Не подругой, не женой. И, осознав это, он понял, что легко расстанется с ней. Легко ли? Он сказал ей, что люди из племени его отца клеймили своих женщин и что он хотел бы поставить метку на ее груди, тем самым подтвердив свое право на обладание ею.
В Сефре он купил хну и кисть, а также крохотный алмаз на тонкой, как нить, серебряной цепочке.
Он принес все это в палатку, где они провели ночь, и смешал хну с водой.
– А теперь, ханум, согласно условиям нашей сделки предоставь мне свою левую грудь.
Сердце ее глухо забилось:
– Как пожелаешь, кади, – прошептала она, приблизившись к нему.
Он смочил кисть в горшочке с жидкой хной и принялся красить ее грудь. Окрасил сосок и ареолу, сделав ареолу удлиненной, и они теперь напоминали лепестки. Он нарисовал восемь лепестков вокруг соска, и язык его не отрывался от него, как колибри от цветка.
Это было самым эротичным из всего, что он делал с ней до сих пор. Тело ее расслаблялось и будто плавилось, когда она смотрела, как он покрывает хной ее кожу, все сильнее и сильнее возбуждаясь. Он уложил ее таким образом, чтобы хна не размазалась. Но даже это вполне безобидное прикосновение к ее телу дало бурный толчок фантазии, и он задохнулся от желания. О Господи, он желал ее постоянно. Это чувство терзало его, лишало воли.
Это становилось опасным. И все же он сделал еще шаг на этом пути. Серебряная нить…
Что, если украсить ее этой нитью? Тогда всю жизнь он будет помнить о том, что она надевает украшение для другого мужчины, который у нее появится, как только они покинут этот изолированный мир пустыни.
Пустыня стала самой их жизнью, и в оставшиеся пять дней его чувства к пустыне и их уединению приобрели почти иррациональный характер. Он был одержим желанием пометить ее, пусть каждый видит, что она принадлежит ему.
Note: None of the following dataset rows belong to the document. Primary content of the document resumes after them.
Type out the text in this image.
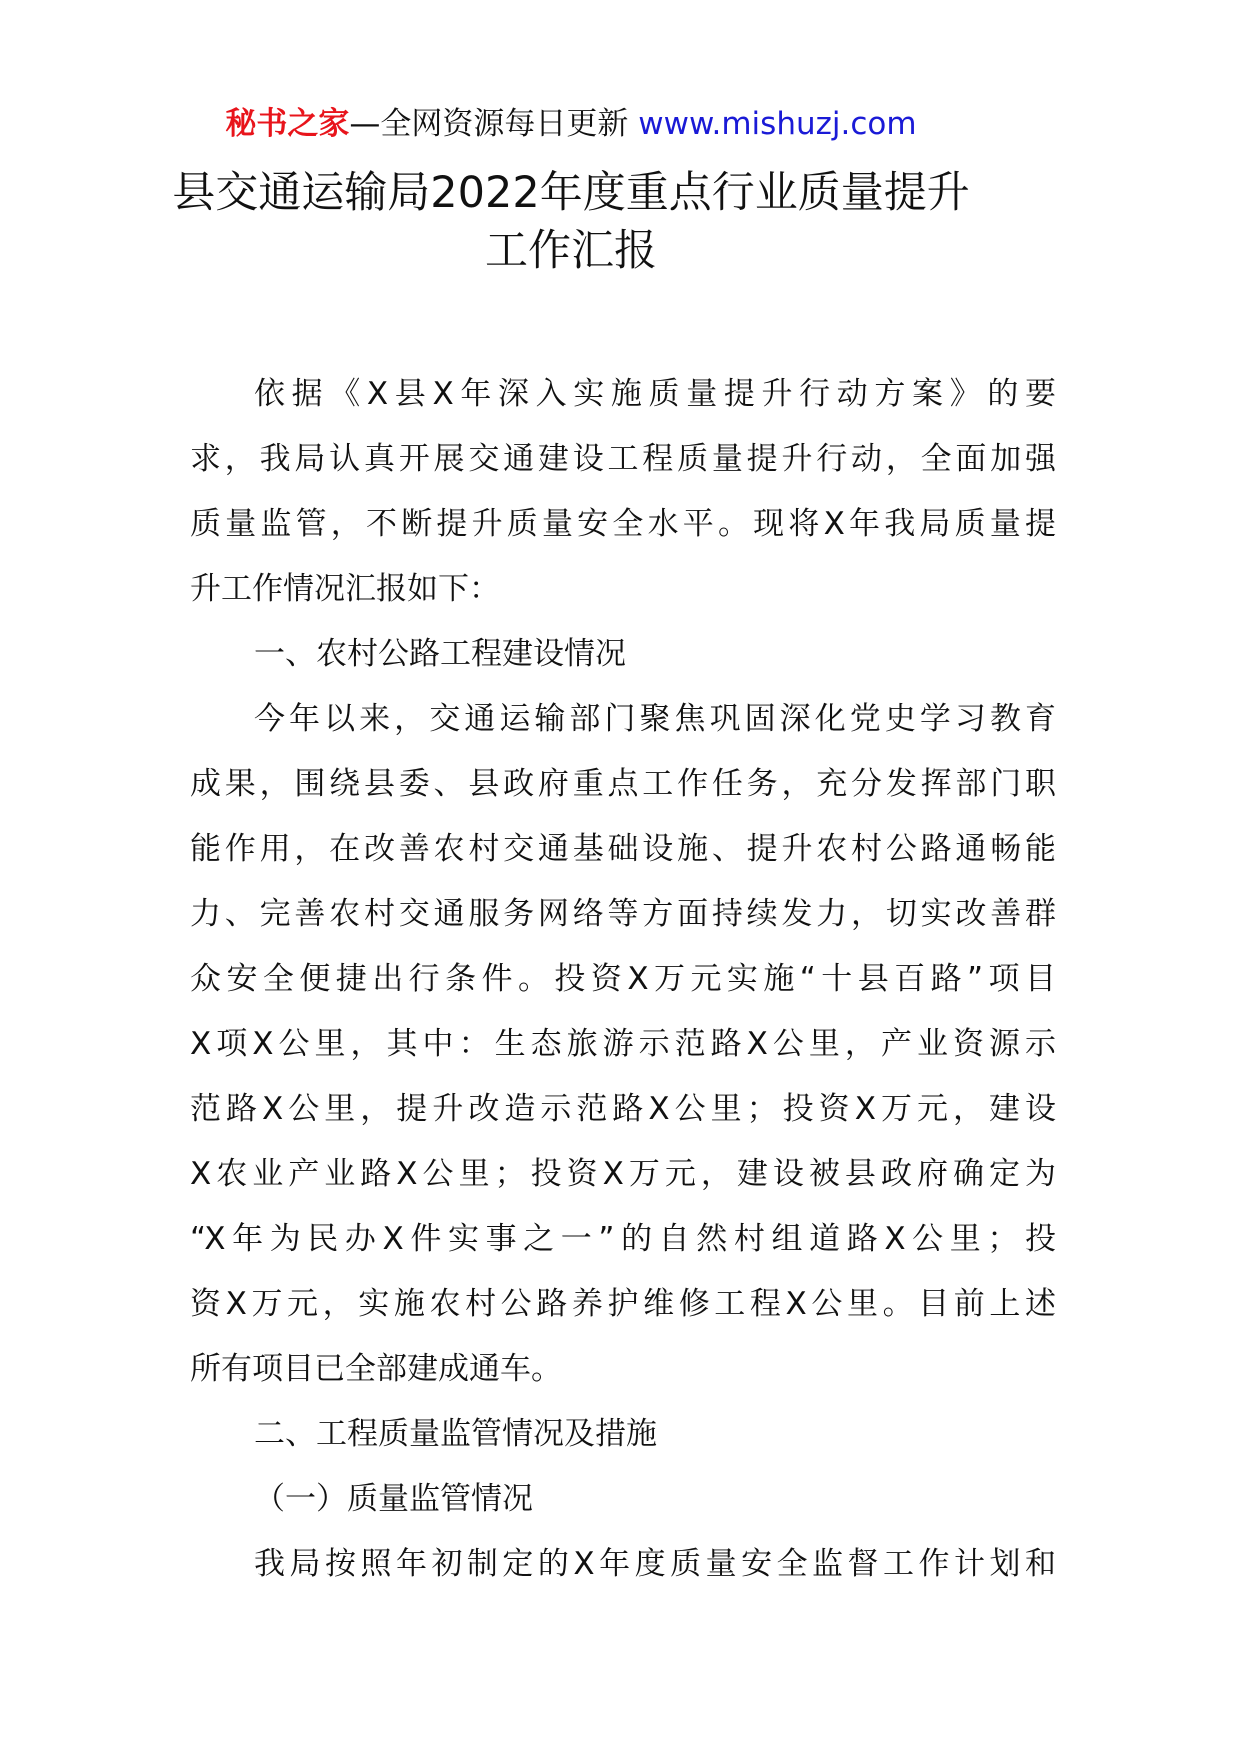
秘书之家—全网资源每日更新 www.mishuzj.com
县交通运输局2022年度重点行业质量提升
工作汇报
依据《X县X年深入实施质量提升行动方案》的要
求，我局认真开展交通建设工程质量提升行动，全面加强
质量监管，不断提升质量安全水平。现将X年我局质量提
升工作情况汇报如下：
一、农村公路工程建设情况
今年以来，交通运输部门聚焦巩固深化党史学习教育
成果，围绕县委、县政府重点工作任务，充分发挥部门职
能作用，在改善农村交通基础设施、提升农村公路通畅能
力、完善农村交通服务网络等方面持续发力，切实改善群
众安全便捷出行条件。投资X万元实施“十县百路”项目
X项X公里，其中：生态旅游示范路X公里，产业资源示
范路X公里，提升改造示范路X公里；投资X万元，建设
X农业产业路X公里；投资X万元，建设被县政府确定为
“X年为民办X件实事之一”的自然村组道路X公里；投
资X万元，实施农村公路养护维修工程X公里。目前上述
所有项目已全部建成通车。
二、工程质量监管情况及措施
（一）质量监管情况
我局按照年初制定的X年度质量安全监督工作计划和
– Возьми меня, – умоляла она.
Но он даже не шевелился, только сказал:
– У меня кое-что есть для тебя.
– Разве этого украшения недостаточно? – спросила она.
– По-моему, нет. Хочешь посмотреть? Иди-ка сюда.
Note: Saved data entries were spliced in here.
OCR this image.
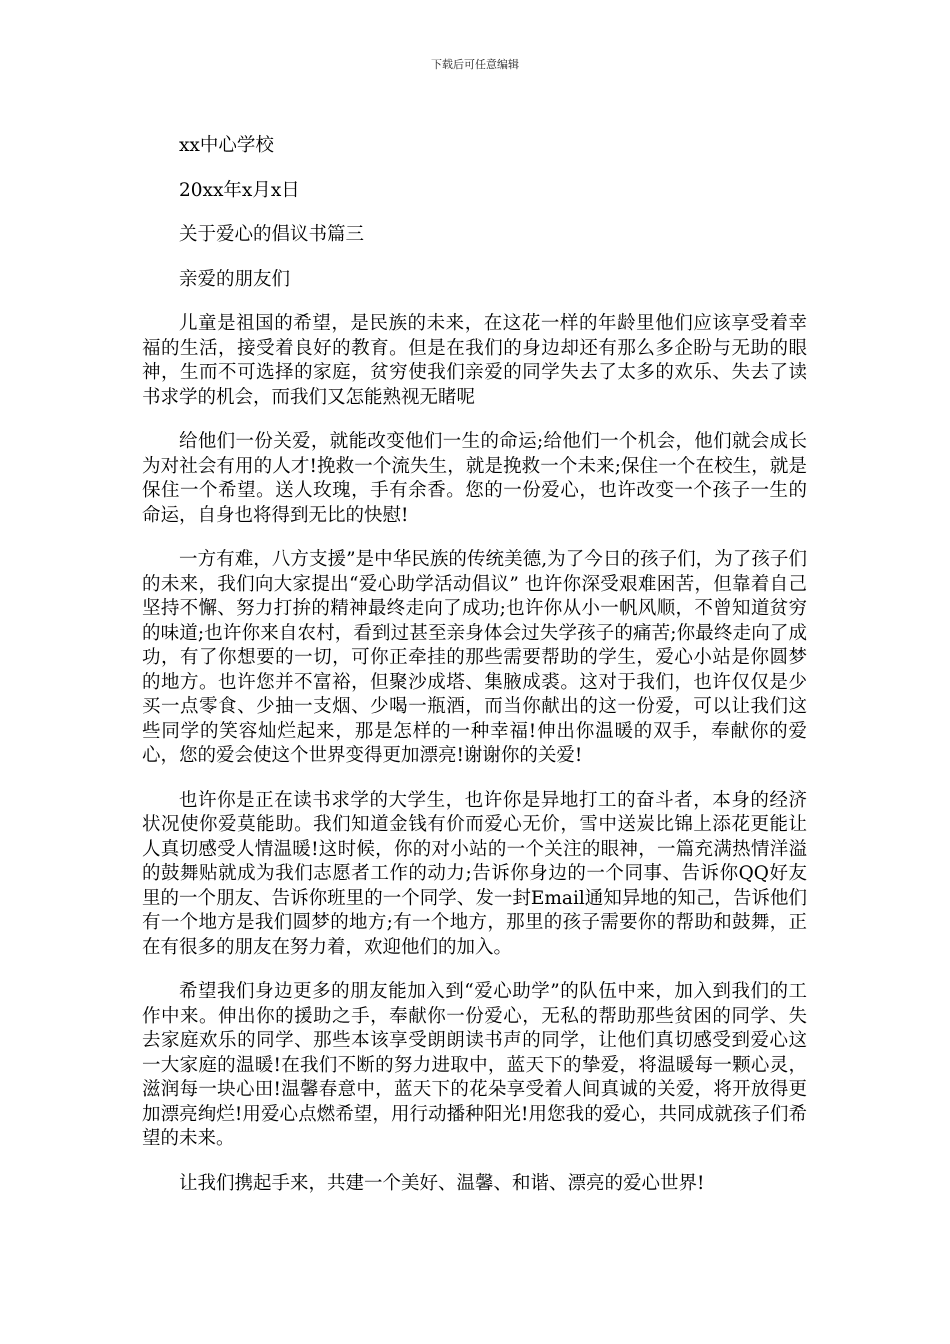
下载后可任意编辑

xx中心学校

20xx年x月x日

关于爱心的倡议书篇三

亲爱的朋友们

儿童是祖国的希望，是民族的未来，在这花一样的年龄里他们应该享受着幸福的生活，接受着良好的教育。但是在我们的身边却还有那么多企盼与无助的眼神，生而不可选择的家庭，贫穷使我们亲爱的同学失去了太多的欢乐、失去了读书求学的机会，而我们又怎能熟视无睹呢

给他们一份关爱，就能改变他们一生的命运;给他们一个机会，他们就会成长为对社会有用的人才!挽救一个流失生，就是挽救一个未来;保住一个在校生，就是保住一个希望。送人玫瑰，手有余香。您的一份爱心，也许改变一个孩子一生的命运，自身也将得到无比的快慰!

一方有难，八方支援”是中华民族的传统美德,为了今日的孩子们，为了孩子们的未来，我们向大家提出“爱心助学活动倡议” 也许你深受艰难困苦，但靠着自己坚持不懈、努力打拚的精神最终走向了成功;也许你从小一帆风顺，不曾知道贫穷的味道;也许你来自农村，看到过甚至亲身体会过失学孩子的痛苦;你最终走向了成功，有了你想要的一切，可你正牵挂的那些需要帮助的学生，爱心小站是你圆梦的地方。也许您并不富裕，但聚沙成塔、集腋成裘。这对于我们，也许仅仅是少买一点零食、少抽一支烟、少喝一瓶酒，而当你献出的这一份爱，可以让我们这些同学的笑容灿烂起来，那是怎样的一种幸福!伸出你温暖的双手，奉献你的爱心，您的爱会使这个世界变得更加漂亮!谢谢你的关爱!

也许你是正在读书求学的大学生，也许你是异地打工的奋斗者，本身的经济状况使你爱莫能助。我们知道金钱有价而爱心无价，雪中送炭比锦上添花更能让人真切感受人情温暖!这时候，你的对小站的一个关注的眼神，一篇充满热情洋溢的鼓舞贴就成为我们志愿者工作的动力;告诉你身边的一个同事、告诉你QQ好友里的一个朋友、告诉你班里的一个同学、发一封Email通知异地的知己，告诉他们有一个地方是我们圆梦的地方;有一个地方，那里的孩子需要你的帮助和鼓舞，正在有很多的朋友在努力着，欢迎他们的加入。

希望我们身边更多的朋友能加入到“爱心助学”的队伍中来，加入到我们的工作中来。伸出你的援助之手，奉献你一份爱心，无私的帮助那些贫困的同学、失去家庭欢乐的同学、那些本该享受朗朗读书声的同学，让他们真切感受到爱心这一大家庭的温暖!在我们不断的努力进取中，蓝天下的挚爱，将温暖每一颗心灵，滋润每一块心田!温馨春意中，蓝天下的花朵享受着人间真诚的关爱，将开放得更加漂亮绚烂!用爱心点燃希望，用行动播种阳光!用您我的爱心，共同成就孩子们希望的未来。

让我们携起手来，共建一个美好、温馨、和谐、漂亮的爱心世界!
Она поднялась. Ее грудь, похожая на цветок, манила и искушала его, он с трудом удержался, чтобы не прикоснуться к ней губами. Ему следовало вооружиться терпением, однако это было выше его сил.
Он протянул к ней руку. На кончике его пальца болталась тончайшая цепочка и в тусклом свете сверкал крошечный алмаз.
– Ее носят на шее? – спросила она.
Он приподнял ее правую грудь и обвил сосок нитью.
– Носи эту цепочку ради меня. В пути я буду представлять себе, как она обвивает твой сосок вместо моих пальцев.
Мурашки побежали по ее телу, кровь забурлила.
– Я буду носить ее, кади, но она никогда не заменит мне твоих пальцев.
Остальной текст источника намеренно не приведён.